Am I the only one that is perturbed/excited/perplexed/surprised by the results of using this hitch as a loop? In my previous tests using this same line(http://igkt.net/sm/index.php?topic=4150.msg26174#msg26174), the line strength averaged around 22.6 kg., and the strongest knots had average strengths of 20-21 kg. and never did the line fail anywhere but adjacent to the knot.
Is this absolutely correct : i.p., that the line never failed
within the knot (which is some cases will leave
one with no-knot, sometimes bits of it) ?! It's certainly
an easy-ish judgement to make, in that the knot remains,
intact. And this assertion is made for the prior knots,
not (merely) the
Prohgrip eye noose, yes?!
I have seen some cases where 3-strand rope broke and
might have (mis)led one to the conclusion that the break
came outside of the knot but where scrutiny would suggest
that maybe the initial rupture occurred within --i.e., that
one strand showed breakage within. Except by conjecturing
that damage done to the line when it is being pulled from
within the knot will ultimately see it break (if even when
it now lies outside), I find it hard to explain how material
clearly removed from the knot will nevertheless be where
the weakness lies (but for some material defect). !?
In this group of tests using the same line, with the same average strength (22.6 kg.), the line failed somewhere other than adjacent to the knot in eleven out of the twenty-two tests. And in seven of those cases, the distance from the knot exceeded 1cm. Does that count as one hundred percent knot strength in those cases? Should they be considered part of the line group? both? Can I calculate an average load at failure if the line didn't fail at the knot? How? Where are you X1? Another poor, lonely, tortured soul seeks help. 
If the only aspect is the line breaking away from the knot
--and esp. if the break force lies below tensile strength--,
no, that doesn't ipso facto count as 100% (as is obvious
when going to figure that, if one's confident in line strength).
But you have four results >23kg which is one of the higher
material strengths and for which the break was remote;
there are a couple others of remote breakage also with
considerable strength though <23kg.. In these cases,
one should regard the knot as 100%, IMO. --closEnuff !!

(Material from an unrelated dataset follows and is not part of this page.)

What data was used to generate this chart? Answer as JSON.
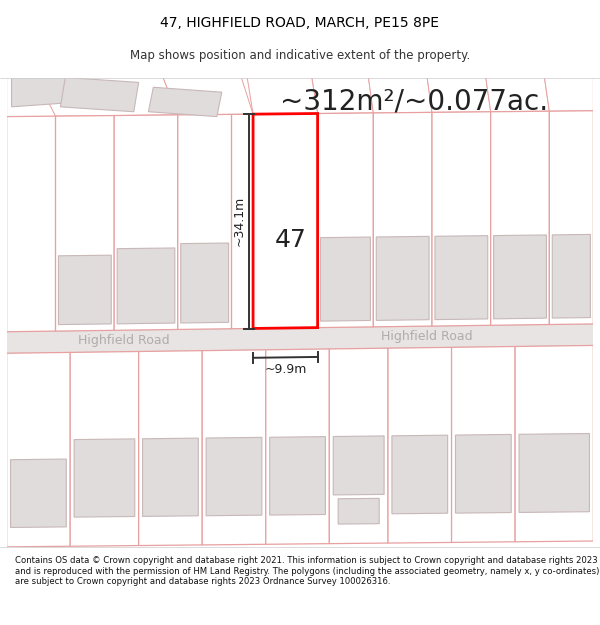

(If not quite, so what : what finicky bit of % is left to claim?)
((One might say :
theory isn't convinced, but also that
our material isn't
theoretic but actual!))
Since this is a friction hitch being used to form a loop, there was always some slippage.
I will admittedly optimistically call this a mild non sequitur
--i.e., I'll hope that in some cases we might not have such
(or much) slippage. (There will be some in adjustment, surely,
but maybe in some practical cases slippage won't figure much.)
Yes, per the video'd testing, there was slippage. (One can
wonder about more dynamic ("shock") loading and this.)
I wonder if taking measures to stop or limit that slippage
(an overhand knot in the standing leg of the loop perhaps?)
would be effective and to what extent.
Perhaps, but one would want to beware the effect of
frustrating/impeding increased frictional gripping by
having in place some such slippage-prevention structure.
(In some of the recently posted
bowlines there is some
hope of some degree of frictional effect in the wrapping
around the SPart, which flows into the central nipping loop.)
Actually I am perplexed with the brown "poor man's paracord" shown in some of the videos. In my excitement, I tested the prohaska loop with it a number of times before I thought to test the line without the knot. In all of these tests (of the loop) save one, the line failed near the windlass, at approximately 100 kg. Afterwards, when testing the line alone, with the end wrapped six times around the carabiner, it failed next to the carabiner each time with a load never exceeding 85 kg!
Wow, that looks like a 120%+ knot !!

(Of the quartet of videos I saw, I don't think there was this?)
--dl*
====
ps: Ditto ("+1") to X1's observation about that blue cord
used by JimmyH (and to some degree, paracord as well)
--i.e., that it's more like tubular webbing than rope, so
behavior will likely differ (esp., perhaps, in the ability of it
to be gripped by something wrapping it).